December 6, 2024
4 mins read

Perdue to be ambassador to China 

Perdue, 74, a business executive and politician, served as a senator for Georgia from 2015 to 2021, and failed in a bid for governor of the state in 2022…reports Asian Lite News

President-elect Donald Trump named political ally and former Georgia senator David Perdue as his pick to be ambassador to China, a key trade partner the Republican has promised to impose punishing tariffs on. 

“Tonight, I am announcing that former U.S. Senator, David Perdue, has accepted my appointment as the next United States Ambassador to the People’s Republic of China,” Trump wrote on social media. 

Perdue, 74, a business executive and politician, served as a senator for Georgia from 2015 to 2021, and failed in a bid for governor of the state in 2022. 

If confirmed by the Senate, Perdue will play a key role in managing the relationship between the United States and China, the world’s two largest economies.  

A Trump ally, he backed the former president’s false claims regarding alleged fraud in the 2020 presidential election, which the billionaire Republican lost to Joe Biden. A special grand jury had recommended indicting Perdue over those claims, but the district attorney ultimately declined to charge him in that case. 

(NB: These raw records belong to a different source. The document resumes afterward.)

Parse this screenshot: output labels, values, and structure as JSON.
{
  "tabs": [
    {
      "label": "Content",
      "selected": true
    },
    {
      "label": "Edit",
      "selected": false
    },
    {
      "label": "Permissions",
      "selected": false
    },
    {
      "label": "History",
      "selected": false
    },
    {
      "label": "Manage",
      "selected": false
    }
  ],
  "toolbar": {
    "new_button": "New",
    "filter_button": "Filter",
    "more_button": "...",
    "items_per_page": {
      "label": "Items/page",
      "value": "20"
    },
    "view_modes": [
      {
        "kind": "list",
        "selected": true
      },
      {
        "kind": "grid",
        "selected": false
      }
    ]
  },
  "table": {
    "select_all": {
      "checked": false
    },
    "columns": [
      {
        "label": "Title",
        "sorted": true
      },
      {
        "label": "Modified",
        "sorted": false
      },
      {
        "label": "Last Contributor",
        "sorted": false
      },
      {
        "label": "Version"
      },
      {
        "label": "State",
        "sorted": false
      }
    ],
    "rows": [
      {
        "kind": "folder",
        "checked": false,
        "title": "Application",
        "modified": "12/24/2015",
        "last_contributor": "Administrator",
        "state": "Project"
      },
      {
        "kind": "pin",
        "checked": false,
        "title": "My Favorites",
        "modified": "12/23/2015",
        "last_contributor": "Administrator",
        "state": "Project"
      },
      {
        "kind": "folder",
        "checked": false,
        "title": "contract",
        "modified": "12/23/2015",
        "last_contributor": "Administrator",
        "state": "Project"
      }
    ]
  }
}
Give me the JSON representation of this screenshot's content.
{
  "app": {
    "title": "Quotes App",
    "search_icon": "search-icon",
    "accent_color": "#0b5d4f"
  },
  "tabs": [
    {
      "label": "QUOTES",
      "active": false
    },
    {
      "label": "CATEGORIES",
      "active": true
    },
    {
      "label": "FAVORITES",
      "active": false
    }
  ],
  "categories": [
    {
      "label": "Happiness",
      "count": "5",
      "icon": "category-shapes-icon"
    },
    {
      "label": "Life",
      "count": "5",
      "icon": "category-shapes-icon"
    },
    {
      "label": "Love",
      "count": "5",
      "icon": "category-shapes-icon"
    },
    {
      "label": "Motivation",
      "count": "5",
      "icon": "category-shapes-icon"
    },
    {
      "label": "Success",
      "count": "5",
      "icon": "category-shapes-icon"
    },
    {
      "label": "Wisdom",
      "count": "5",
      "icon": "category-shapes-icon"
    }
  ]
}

Trump ignited a trade war with China during his last term, and has promised to again weaponize the use of tariffs to prioritize US manufacturing.  

He hailed Perdue as a “loyal supporter” in his social media post, touting his business experience as making him well-suited for the diplomatic role in Beijing. “He will be instrumental in implementing my strategy to maintain Peace in the region, and a productive working relationship with China’s leaders,” said Trump.  

“David has been a loyal supporter and friend, and I look forward to working with him in his new role!” Perdue hails from a prominent Georgia business family, most widely known for their chicken industry empire. 

While in the Senate, he served on the Armed Services Committee — chairing its Sea Power subcommittee — and on the Foreign Relations Committee. He was one of the richest members of Congress, and one of its most active traders on the stock market while in office, with the New York Times in 2020 reporting the US Department of Justice had investigated him for possible insider trading. Prosecutors did not bring charges in that case.  

Sacks appointed AI, crypto czar 

Trump on Thursday said he was appointing former PayPal Chief Operating Officer David Sacks as his artificial intelligence and cryptocurrency czar, another step toward overhauling US policy. 

“He will work on a legal framework so the Crypto industry has the clarity it has been asking for, and can thrive in the US,” Trump said in a post on his social-media site Truth Social. 

The crypto czar and other officials in Trump’s incoming administration such as the chairs of the Securities and Exchange Commission and Commodity Futures Trading Commission are expected to reshape US policy on digital currency along with a newly created crypto advisory council. 

Trump’s tech backers generally want to see minimal regulation around AI and cryptocurrencies such as bitcoin, saying Washington would throttle growing innovative sectors with excessive rules. 

Trump announced on Wednesday that he was nominating prominent Washington lawyer and crypto advocate Paul Atkins to lead the SEC, in a move celebrated by the industry. 

Trump — who once labeled crypto a scam — embraced digital assets during his campaign, promising to make the United States the “crypto capital of the planet” and to accumulate a national stockpile of bitcoin. 

Bitcoin broke $100,000 for the first time on Wednesday night, a milestone hailed even by skeptics as a coming-of-age for digital assets as investors bet on a friendly US administration to cement the place of cryptocurrencies in financial markets. 

Born in South Africa, Sacks, 52, is a co-founder of venture capital firm Craft Ventures and an early leader of PayPal, a payment processing firm that was acquired by eBay in 2002. 

Sacks is also a former chief executive of software company Zenefits and founded Yammer, a social network for enterprise users. 

He was an early evangelist of cryptocurrencies, telling CNBC in a 2017 interview that he believed the rise of bitcoin, the world’s largest cryptocurrency, was revolutionizing the Internet. 

“It feels like we are witnessing the birth of a new kind of web. Some people have called it the decentralized web or the Internet of money,” he said. 

Trump said Sacks will also lead a White House advisory council on science and technology.